3. What is the significance of the book’s title?
The title “I Was Sleeping” is taken from a line in a poem by T. S. Eliot: “We are the hollow men / We are the stuffed men / Leaning together / Headpiece filled with straw. Alas!” Yoshimoto uses this line to evoke a sense of emptiness and detachment that permeates her characters’ experiences of loss and grief. However, the phrase “I Was Sleeping” also suggests a sense of awakening or rebirth, as characters come to terms with their emotions and begin to form new relationships and connections.

4. What sets I Was Sleeping apart from other coming-of-age novels?

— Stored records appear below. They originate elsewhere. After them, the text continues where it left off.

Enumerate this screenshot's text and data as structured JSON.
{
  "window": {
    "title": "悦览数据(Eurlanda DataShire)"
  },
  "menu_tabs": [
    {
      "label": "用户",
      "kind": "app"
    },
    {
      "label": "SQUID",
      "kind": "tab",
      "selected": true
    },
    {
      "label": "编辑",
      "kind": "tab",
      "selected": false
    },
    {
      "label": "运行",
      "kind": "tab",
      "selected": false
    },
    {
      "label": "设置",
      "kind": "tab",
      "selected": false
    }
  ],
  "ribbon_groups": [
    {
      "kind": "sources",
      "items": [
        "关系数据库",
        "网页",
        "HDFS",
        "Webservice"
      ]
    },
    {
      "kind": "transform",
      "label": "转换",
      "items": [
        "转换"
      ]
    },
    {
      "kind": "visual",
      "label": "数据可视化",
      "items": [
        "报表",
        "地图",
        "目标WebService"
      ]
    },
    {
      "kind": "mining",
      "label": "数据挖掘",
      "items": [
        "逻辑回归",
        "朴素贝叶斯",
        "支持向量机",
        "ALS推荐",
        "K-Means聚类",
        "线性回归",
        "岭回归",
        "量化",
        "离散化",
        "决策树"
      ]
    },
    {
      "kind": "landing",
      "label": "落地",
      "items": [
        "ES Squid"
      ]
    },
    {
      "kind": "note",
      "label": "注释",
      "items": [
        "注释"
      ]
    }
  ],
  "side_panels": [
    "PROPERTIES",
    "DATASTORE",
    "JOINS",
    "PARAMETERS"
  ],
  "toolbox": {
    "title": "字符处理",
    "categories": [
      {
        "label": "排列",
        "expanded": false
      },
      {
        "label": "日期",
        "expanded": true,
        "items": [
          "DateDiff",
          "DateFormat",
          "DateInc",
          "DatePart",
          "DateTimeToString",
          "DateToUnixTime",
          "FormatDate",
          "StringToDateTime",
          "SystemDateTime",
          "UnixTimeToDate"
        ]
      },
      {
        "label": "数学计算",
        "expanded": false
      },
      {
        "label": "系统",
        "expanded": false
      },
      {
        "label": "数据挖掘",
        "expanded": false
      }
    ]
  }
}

While there are certainly themes in I Was Sleeping that will be familiar to fans of coming-of-age literature, such as identity and belonging, the novel is particularly notable for its exploration of nuanced emotions and relationships. Yoshimoto’s characters are deeply introspective and imbued with a profound sense of grace and resilience, which sets this novel apart from more standard fare.

5. Should I read I Was Sleeping if I don’t typically enjoy literary fiction?
While the novel is certainly literary in nature, Yoshimoto’s spare and accessible prose style means that it is relatively easy to read and engage with. However, readers who typically prefer more plot-driven storytelling may find the book to be overly introspective or slow-paced.